*By Leah Anaya, CLW Member and Contributing Writer
Earlier this week, I was a part of the processional for fallen Clark County Sheriff’s Deputy Jeremy Brown, riding in my husband’s police car to escort the deputy’s body to his funeral. Unfortunately, this was not my first rodeo: I’ve been to many a police funeral and I know what to expect from them.
But one thing I did not expect, however, was to see the amount of love, honor, and support present for the entire 16.4-mile drive.
We arrived at the staging area several hours before we would actually begin the drive. We drank coffee, talked with other officers, and tried to keep our spirits up while we waited.
While standing around, another officer came up and told us about the possibility of a guy showing up posing as an officer with the intent of shooting at police, with his desired outcome of committing “suicide by cop.”
Great, like the day wasn’t hard enough.
Then there was the (I presume) meth’ed out turd riding his bike, holding up what I can only assume is his government-bought cell phone in a recording fashion, telling every officer he saw exactly what he thought of them (spoiler alert: they weren’t nice things).
While those things both sucked, they weren’t surprising.
But then, it was time to head out. We all got in our respective cars and started to make the journey.
The first thing I saw when we pulled out of the parking lot was a woman holding a thin blue line flag high and proud with her left hand, while holding her right hand over her heart.

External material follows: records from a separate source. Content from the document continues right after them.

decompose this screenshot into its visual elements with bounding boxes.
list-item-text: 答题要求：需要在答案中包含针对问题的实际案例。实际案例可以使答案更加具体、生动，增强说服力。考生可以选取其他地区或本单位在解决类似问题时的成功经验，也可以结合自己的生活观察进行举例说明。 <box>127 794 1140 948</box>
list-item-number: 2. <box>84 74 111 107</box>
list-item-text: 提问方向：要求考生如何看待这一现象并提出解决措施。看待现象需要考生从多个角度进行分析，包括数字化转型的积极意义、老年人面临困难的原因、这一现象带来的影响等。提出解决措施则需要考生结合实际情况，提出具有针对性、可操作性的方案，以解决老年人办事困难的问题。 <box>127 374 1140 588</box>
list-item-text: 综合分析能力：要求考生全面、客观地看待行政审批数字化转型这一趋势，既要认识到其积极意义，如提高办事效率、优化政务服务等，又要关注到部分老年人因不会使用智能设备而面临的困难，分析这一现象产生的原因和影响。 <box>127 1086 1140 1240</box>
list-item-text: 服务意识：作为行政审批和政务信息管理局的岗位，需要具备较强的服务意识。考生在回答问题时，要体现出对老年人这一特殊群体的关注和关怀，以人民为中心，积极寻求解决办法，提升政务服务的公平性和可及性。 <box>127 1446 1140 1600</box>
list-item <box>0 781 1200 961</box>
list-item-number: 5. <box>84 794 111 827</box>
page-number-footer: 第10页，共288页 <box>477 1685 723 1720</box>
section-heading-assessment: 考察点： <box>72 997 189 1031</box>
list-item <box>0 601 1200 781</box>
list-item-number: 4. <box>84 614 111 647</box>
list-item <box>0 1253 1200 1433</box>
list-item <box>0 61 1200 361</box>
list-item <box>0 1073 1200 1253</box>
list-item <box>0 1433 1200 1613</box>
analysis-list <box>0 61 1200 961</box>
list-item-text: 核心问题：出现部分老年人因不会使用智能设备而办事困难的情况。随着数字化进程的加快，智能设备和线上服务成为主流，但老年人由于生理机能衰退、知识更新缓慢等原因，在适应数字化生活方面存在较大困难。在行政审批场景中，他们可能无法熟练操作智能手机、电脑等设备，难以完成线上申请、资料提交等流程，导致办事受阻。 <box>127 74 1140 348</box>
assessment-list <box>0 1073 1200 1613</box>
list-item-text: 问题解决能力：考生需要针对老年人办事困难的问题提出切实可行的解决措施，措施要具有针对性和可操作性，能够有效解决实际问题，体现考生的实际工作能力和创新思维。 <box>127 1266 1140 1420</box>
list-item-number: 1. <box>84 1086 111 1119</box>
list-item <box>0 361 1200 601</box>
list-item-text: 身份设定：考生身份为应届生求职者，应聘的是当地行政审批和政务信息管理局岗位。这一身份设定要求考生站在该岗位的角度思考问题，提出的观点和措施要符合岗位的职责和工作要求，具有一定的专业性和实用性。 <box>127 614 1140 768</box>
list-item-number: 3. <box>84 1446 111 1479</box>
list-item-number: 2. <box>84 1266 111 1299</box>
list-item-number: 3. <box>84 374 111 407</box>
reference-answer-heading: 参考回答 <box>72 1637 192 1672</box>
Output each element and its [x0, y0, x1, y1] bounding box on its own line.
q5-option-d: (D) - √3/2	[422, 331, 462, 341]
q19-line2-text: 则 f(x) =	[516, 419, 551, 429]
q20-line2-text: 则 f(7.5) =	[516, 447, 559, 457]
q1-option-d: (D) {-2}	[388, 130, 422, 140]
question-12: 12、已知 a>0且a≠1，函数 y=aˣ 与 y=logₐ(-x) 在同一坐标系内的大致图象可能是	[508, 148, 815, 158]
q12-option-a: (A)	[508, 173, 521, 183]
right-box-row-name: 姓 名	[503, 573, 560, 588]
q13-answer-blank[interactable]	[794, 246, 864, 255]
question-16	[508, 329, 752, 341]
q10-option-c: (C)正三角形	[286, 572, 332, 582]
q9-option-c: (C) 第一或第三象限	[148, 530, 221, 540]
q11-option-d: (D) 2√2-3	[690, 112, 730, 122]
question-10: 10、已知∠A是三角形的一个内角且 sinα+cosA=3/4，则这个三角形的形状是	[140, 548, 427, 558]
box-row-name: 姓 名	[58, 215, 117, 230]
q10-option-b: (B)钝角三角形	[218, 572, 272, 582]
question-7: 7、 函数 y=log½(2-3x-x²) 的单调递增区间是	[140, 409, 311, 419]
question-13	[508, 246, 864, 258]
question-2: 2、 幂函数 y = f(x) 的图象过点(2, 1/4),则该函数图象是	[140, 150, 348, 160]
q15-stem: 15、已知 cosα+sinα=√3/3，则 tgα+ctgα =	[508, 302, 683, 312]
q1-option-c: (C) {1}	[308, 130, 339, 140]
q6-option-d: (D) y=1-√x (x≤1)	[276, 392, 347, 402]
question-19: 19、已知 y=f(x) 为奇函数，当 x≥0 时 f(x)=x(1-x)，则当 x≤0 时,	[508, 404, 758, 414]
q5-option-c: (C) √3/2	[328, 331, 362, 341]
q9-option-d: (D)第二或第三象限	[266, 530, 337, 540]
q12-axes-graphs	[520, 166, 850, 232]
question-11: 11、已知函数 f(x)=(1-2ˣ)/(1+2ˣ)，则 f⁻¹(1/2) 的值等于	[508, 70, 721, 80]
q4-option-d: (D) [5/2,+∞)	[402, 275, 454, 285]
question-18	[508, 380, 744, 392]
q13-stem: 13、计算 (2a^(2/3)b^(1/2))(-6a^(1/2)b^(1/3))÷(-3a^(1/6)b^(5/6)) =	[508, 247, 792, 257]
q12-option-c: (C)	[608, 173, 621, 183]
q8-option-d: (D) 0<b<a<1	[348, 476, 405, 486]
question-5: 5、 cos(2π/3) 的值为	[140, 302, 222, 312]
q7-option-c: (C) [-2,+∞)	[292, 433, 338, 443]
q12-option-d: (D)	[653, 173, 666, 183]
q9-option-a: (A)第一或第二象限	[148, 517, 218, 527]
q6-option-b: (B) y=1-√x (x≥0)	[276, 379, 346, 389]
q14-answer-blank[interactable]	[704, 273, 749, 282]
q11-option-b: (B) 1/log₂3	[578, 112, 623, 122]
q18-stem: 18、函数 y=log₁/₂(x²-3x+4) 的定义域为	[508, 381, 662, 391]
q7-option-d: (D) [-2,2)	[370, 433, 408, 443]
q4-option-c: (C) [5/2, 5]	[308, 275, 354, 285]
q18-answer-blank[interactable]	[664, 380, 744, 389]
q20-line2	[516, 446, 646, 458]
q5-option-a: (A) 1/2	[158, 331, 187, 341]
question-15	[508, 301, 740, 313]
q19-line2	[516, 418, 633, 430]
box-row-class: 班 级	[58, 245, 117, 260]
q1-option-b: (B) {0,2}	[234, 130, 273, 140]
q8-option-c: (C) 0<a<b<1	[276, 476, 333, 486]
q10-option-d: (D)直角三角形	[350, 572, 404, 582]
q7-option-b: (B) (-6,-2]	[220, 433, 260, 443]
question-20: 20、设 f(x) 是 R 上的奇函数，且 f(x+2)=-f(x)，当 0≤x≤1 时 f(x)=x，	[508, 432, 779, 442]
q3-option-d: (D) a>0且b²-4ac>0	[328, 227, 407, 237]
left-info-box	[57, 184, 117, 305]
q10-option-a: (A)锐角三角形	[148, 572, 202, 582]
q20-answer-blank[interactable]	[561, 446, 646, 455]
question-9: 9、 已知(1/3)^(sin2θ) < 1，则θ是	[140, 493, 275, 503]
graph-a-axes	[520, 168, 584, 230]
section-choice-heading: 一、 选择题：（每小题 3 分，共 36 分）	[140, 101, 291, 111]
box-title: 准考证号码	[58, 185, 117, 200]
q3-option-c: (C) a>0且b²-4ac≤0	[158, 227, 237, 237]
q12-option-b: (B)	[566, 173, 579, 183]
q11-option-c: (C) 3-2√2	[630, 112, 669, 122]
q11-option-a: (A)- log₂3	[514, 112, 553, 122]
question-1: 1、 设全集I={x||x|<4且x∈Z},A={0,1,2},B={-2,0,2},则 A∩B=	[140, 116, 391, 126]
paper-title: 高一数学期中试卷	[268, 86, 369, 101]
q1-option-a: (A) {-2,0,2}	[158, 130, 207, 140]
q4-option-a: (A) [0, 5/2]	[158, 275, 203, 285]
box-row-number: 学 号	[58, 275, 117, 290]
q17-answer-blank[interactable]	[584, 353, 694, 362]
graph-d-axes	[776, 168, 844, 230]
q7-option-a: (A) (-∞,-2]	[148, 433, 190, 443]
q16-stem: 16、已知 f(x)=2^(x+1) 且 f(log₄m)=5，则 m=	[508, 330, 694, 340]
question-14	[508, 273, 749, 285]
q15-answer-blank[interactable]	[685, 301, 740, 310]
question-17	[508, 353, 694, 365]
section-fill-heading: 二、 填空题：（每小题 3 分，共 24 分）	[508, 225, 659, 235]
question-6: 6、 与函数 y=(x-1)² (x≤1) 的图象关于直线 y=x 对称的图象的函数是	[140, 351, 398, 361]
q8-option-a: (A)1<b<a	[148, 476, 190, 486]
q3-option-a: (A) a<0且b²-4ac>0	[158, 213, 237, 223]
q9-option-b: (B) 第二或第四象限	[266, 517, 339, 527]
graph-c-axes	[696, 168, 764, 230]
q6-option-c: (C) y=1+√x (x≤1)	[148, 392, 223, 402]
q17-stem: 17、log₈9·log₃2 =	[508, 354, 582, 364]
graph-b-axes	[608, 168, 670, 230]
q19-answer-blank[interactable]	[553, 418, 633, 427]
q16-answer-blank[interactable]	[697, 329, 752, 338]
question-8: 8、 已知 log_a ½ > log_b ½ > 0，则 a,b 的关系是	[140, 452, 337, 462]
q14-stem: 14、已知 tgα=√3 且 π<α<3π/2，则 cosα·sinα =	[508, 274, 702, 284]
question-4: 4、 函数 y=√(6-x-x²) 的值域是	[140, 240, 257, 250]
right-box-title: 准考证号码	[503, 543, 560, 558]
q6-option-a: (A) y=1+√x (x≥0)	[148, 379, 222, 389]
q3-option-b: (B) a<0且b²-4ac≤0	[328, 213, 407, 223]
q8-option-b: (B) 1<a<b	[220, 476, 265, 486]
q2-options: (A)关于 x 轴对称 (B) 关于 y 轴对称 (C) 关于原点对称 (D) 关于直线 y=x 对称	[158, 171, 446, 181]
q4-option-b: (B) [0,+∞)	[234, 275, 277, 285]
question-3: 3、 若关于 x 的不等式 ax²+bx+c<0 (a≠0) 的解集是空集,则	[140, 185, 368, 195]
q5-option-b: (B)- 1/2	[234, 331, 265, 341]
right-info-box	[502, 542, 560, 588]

Next I saw a pickup truck parked with a mom, a dad, and children in the bed. The mother was crying and wiping her eyes. The father was comforting her and saluting the police cars driving by. The children were waving small thin blue line flags.
The water works started, and they didn’t end anytime soon.
Because for most of the entirety of that journey, I saw more people than I could count standing up to show respect for our police, and to honor Deputy Brown. I saw signs reading things like, “Back the Blue,” and “Thank You.” I saw American flags and thin blue line flags (because normal people know that the thin blue line isn’t a racist flag and has nothing to do with anyone but our fallen law enforcement officers). I saw men holding their hats over their hearts, women crying, children waving, men saluting.
Cars were pulled over and parked on the side of the freeway (in both directions) with people standing up to show respect. Almost every off ramp, on ramp, or area butting up to businesses or neighborhoods along the freeway had at least a small group of people standing there holding their tokens of honor.
There were even people standing on rooftops holding signs and flags.
The freeway overpasses were FILLED with people- fire engines, police cars, ambulances, and dozens of civilians at every pass.
Several businesses had changed their marquees to display condolences.
In one word, it was incredible. In more words, it was humbling, beautiful, moving, breathtaking.
Every day something happens to let police know that there are people out there who flat out hate them. Every day someone attacks police- physically or verbally- somewhere in this nation (and in this state, and in every county or city). But on this day, even though the reason for being there was horrid and devastating, the display was something that I hope to never forget.
I think it’s so important for those people- the people who are waving flags, holding their hearts, honoring their men and women servants in law enforcement, praying for their officers, dropping off donations to precincts, or even just saying “thank you” or smiling to a passing officer- know how appreciated all that support is.
Please believe me when I say it’s more appreciated than I can express.
Please don’t reserve that display of support only for when an officer loses his life in the line of duty. Especially at a time like this when politicians, activists, and the media are so heavily villainizing the police.
Please don’t be silenced by the people out there who want to scare you into keeping your mouth shut.
It’s too important that the police- and those against them- know that you support them, just like the police support all of you.
We see you, police supporters.
We hear you.
We value you.
And we- the officers, their spouses, their children, their families who kiss them goodbye with no guarantee that they’ll come home at the end of their shift- love you.